Hong Kong permanece ativa como centro da espionagem no Oriente |
Texto de M K Bhadrakumar com tradução de btpsilveira
O presidente chinês Xi Jinping, durante uma conversa ao telefone
com o presidente russo Vladimir Putin, afirmou que Pequim “continuará a
trabalhar” com Moscou “apoiando firmemente” os esforços “para a rejeição da
sabotagem e intervenção externa” bem como para “preservar os direitos à
segurança, soberania e desenvolvimento mútuos e para a salvaguarda dos
interesses compartilhados pelos dois países”.
É a consolidação de um novo padrão na aliança sino/russa, que
surgiu nos últimos meses – apoio mútuo para repelir as operações encobertas das
agências de inteligência acidentais para desestabilizar a situação interna nos
dois países.
Trata-se da quase aliança radicada na parceria econômica
dinâmica – o comércio entre os dois países alcançou $110 bilhões de dólares ano
passado – que teve intensificação da coordenação e cooperação nas arenas de política
externa, na medida em que os dois países juntaram esforços para reforçar seus
sistemas políticos. O interesse de Pequim em divulgar a conversação fala por si
mesmo.
A conversa por telefone entre os dois líderes aconteceu com o
referendo constitucional russo e a lei de segurança em Hong Kong na última
semana como pano de fundo. À primeira vista, há uma metáfora comum nos dois
casos – o “dragão no nevoeiro”, um conceito chinês que retrata um combatente
forte em um espaço incompreensível que pode atacar seus adversários a qualquer
momento e a partir de ângulos inesperados.

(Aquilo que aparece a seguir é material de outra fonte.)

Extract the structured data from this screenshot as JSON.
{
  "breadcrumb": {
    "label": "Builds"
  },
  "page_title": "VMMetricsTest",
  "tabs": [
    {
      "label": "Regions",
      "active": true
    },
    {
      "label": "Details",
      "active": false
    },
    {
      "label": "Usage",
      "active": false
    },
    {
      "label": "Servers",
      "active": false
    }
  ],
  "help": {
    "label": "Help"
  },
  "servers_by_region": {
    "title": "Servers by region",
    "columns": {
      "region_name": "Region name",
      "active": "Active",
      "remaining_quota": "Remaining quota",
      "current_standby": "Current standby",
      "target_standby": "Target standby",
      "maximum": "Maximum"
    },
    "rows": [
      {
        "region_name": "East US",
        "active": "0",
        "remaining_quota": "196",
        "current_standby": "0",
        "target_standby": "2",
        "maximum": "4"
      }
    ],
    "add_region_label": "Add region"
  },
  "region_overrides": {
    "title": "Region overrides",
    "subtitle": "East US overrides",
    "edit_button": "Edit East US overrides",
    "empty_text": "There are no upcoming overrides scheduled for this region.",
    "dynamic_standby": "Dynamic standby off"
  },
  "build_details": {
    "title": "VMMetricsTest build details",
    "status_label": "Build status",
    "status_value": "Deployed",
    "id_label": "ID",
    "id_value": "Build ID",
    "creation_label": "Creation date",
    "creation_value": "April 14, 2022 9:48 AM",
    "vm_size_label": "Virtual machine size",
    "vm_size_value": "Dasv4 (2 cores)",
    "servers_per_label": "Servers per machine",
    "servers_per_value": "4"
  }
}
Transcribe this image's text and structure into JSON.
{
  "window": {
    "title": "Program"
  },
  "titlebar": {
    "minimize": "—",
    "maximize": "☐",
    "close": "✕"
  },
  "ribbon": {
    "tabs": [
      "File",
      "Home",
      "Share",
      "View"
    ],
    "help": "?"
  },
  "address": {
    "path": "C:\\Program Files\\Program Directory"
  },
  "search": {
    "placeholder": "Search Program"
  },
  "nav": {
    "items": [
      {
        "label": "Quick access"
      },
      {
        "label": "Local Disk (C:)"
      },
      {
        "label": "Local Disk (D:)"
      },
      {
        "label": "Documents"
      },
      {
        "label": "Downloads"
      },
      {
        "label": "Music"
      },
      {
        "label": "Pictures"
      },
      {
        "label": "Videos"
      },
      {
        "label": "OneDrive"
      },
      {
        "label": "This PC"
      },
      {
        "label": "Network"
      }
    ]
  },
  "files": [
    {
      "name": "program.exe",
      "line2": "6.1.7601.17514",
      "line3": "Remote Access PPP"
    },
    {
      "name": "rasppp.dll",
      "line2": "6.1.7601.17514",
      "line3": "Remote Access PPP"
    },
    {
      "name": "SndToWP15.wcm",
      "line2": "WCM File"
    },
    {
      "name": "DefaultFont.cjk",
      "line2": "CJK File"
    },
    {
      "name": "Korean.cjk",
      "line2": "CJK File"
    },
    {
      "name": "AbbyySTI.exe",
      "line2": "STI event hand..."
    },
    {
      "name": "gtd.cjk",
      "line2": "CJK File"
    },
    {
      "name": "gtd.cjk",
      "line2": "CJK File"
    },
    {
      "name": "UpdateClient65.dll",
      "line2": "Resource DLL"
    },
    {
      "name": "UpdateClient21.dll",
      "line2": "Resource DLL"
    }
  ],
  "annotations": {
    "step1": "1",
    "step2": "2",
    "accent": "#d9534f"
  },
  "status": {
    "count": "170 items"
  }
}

A metáfora foi usada recentemente pelo analista político russo
Alexey Chesnakov (que anteriormente servira como conselheiro no Kremlin) para
resumir a quintessência do referendo russo, que traz a noção de que Putin pode
permanecer por mais dois mandatos de seis anos. Segundo Chesnakov, o presidente
Putin “quer permanecer como um “dragão no nevoeiro” até o final de sua presidência”.
Chesnakov explica que a singela perspectiva de Putin permanecer
no poder depois de 2024 mandaria um sinal inequívoco para a comunidade
internacional de que o líder russo está confiante sobre permanecer no comando
de seu país pelo menos pela próxima década.
O mesmo para a legislação aprovada em Hong Kong, que também é o “dragão
no nevoeiro”. A nova lei reforça a unidade nacional e a integridade territorial
chinesa. As quatro categorias criminalísticas da lei são: secessão, subversão do
poderio estatal, atividades terroristas e colusão com entidades estrangeiras ou
forças externas para colocar em risco a segurança nacional. Em resumo, a lei
deixará a inteligência ocidental sempre na dúvida.
O principal argumento dos
especialistas ocidentais é que a nova lei enfraquece os princípios do projeto “um
país, dois sistemas”. Mas o paradoxo aqui é que enquanto os críticos ocidentais
enfatizam a parte “dois sistemas”, Pequim estima que é a parte “um país” que
tem enfraquecido dramaticamente em anos recentes por causa dos conflitos em
Hong Kong.
Para obter harmonia, Pequim tinha duas opções – uso da força
para tirar o conceito de “dois sistemas” de foco ou, alternativamente, fortalecer
a parte “um país” através do reforço dos fundamentos da segurança. Depois de
muita deliberação, o último foi escolhido.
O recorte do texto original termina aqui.